Страница 5 из 6
— Ну, так вот что, — продолжал руководитель области, — завтра с утра будет у вас экскурсия по роще. О впечатлениях своих и соображениях расскажите. Все. Сбор в девять. Поведет вас…
Наутро Камышов водил делегацию из ответственных работников. Человек двадцать было их, не меньше. Шли они по роще гуськом, по рангу, что ли, не забывая, кто из них есть кто, оставив черные и белые машины возле дороги. Позади всех и даже в стороне чуть, шел Камышов. Он был здесь совсем не нужен, никто не обращал на него никакого внимания, никто его ни о чем не спрашивал. Да никто и не знал, кто он такой. Камышов все это видел и понимал, ему было тошно, хотелось плюнуть и уйти. Но он обещал руководителю области повести и показать. А они прекрасно обходились без него.
Впереди, опустив беловолосую голову, с искаженным от внутренней болезни и недовольства, что оторвали его от важных дел, лицом, быстрыми шагами двигался мэр города. Пройдя краем до оврага, не углубляясь особо, пробыв не более получаса, мэр круто повернул к машине, сказав, что ему некогда, а с рощей все ясно.

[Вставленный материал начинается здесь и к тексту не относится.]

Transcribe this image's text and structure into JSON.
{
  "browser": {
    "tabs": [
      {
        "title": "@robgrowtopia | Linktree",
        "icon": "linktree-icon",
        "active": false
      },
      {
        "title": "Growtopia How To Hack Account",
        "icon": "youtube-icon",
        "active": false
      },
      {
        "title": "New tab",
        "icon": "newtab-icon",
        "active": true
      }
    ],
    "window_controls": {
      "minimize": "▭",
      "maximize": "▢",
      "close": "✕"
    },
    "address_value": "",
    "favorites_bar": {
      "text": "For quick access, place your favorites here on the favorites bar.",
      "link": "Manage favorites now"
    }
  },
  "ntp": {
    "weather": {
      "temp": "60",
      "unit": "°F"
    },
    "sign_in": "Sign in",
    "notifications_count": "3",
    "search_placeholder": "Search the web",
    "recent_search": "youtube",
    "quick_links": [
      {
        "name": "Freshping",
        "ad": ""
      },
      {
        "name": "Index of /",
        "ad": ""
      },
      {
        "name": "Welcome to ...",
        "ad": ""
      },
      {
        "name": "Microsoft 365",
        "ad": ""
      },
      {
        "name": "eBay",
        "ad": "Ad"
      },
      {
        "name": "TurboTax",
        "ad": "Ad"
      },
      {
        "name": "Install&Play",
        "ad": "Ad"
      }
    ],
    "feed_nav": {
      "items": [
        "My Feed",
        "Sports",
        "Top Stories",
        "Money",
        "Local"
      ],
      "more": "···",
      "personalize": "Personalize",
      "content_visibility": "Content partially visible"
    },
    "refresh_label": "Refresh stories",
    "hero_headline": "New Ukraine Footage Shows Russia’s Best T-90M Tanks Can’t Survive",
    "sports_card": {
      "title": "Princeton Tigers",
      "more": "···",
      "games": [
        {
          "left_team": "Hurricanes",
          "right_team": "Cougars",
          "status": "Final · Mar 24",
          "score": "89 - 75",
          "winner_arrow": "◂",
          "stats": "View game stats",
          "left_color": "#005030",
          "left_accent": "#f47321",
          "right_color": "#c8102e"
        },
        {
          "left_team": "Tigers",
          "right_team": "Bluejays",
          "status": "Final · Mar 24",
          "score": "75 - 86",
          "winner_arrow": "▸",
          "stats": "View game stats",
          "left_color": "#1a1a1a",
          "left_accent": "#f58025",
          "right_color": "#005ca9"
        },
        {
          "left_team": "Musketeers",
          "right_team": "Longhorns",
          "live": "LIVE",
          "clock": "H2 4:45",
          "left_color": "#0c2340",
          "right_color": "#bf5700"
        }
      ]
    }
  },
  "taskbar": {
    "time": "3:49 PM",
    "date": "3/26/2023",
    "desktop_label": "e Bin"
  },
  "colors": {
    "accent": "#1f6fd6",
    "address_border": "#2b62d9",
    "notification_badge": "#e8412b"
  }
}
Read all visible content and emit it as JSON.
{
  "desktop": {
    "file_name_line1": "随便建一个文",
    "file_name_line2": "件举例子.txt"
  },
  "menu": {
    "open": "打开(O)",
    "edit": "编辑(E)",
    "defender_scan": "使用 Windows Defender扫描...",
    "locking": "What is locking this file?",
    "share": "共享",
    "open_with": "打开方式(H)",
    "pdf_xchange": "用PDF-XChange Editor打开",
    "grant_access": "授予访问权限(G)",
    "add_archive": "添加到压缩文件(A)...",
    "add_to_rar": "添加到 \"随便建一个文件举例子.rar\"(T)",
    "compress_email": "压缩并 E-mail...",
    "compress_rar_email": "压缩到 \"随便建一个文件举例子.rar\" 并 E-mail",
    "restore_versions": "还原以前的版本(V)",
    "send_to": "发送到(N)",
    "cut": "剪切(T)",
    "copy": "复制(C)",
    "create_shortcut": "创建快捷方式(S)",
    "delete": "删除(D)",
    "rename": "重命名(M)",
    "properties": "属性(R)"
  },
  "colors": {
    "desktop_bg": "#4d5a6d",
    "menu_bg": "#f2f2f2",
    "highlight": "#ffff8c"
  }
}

За ним потянулись остальные, каждый к своей машине. Камышов ушел к роднику, лег в траву под широкий таловый куст, долго лежал, глядя в небо, слушая слабый шорох листвы. Ни о чем не хотелось думать. Через несколько дней ему опять позвонили. Самая высшая областная инстанция, среди прочих вопросов, рассматривала вопрос о состоянии рощи и других зеленых насаждений в черте города. Камышова приглашали как лицо заинтересованное. Народу сошлось порядочно, кое-кто откровенно нервничал. Вот попросили всех войти в зал. Впервые Камышов видел такой зал заседаний. Он опустился на сиденье в задних рядах. Далеко впереди, на сцене, за длинным столом сидело несколько человек, в центре — руководитель области. Он перечислил фамилии тех, кто должен был выступать.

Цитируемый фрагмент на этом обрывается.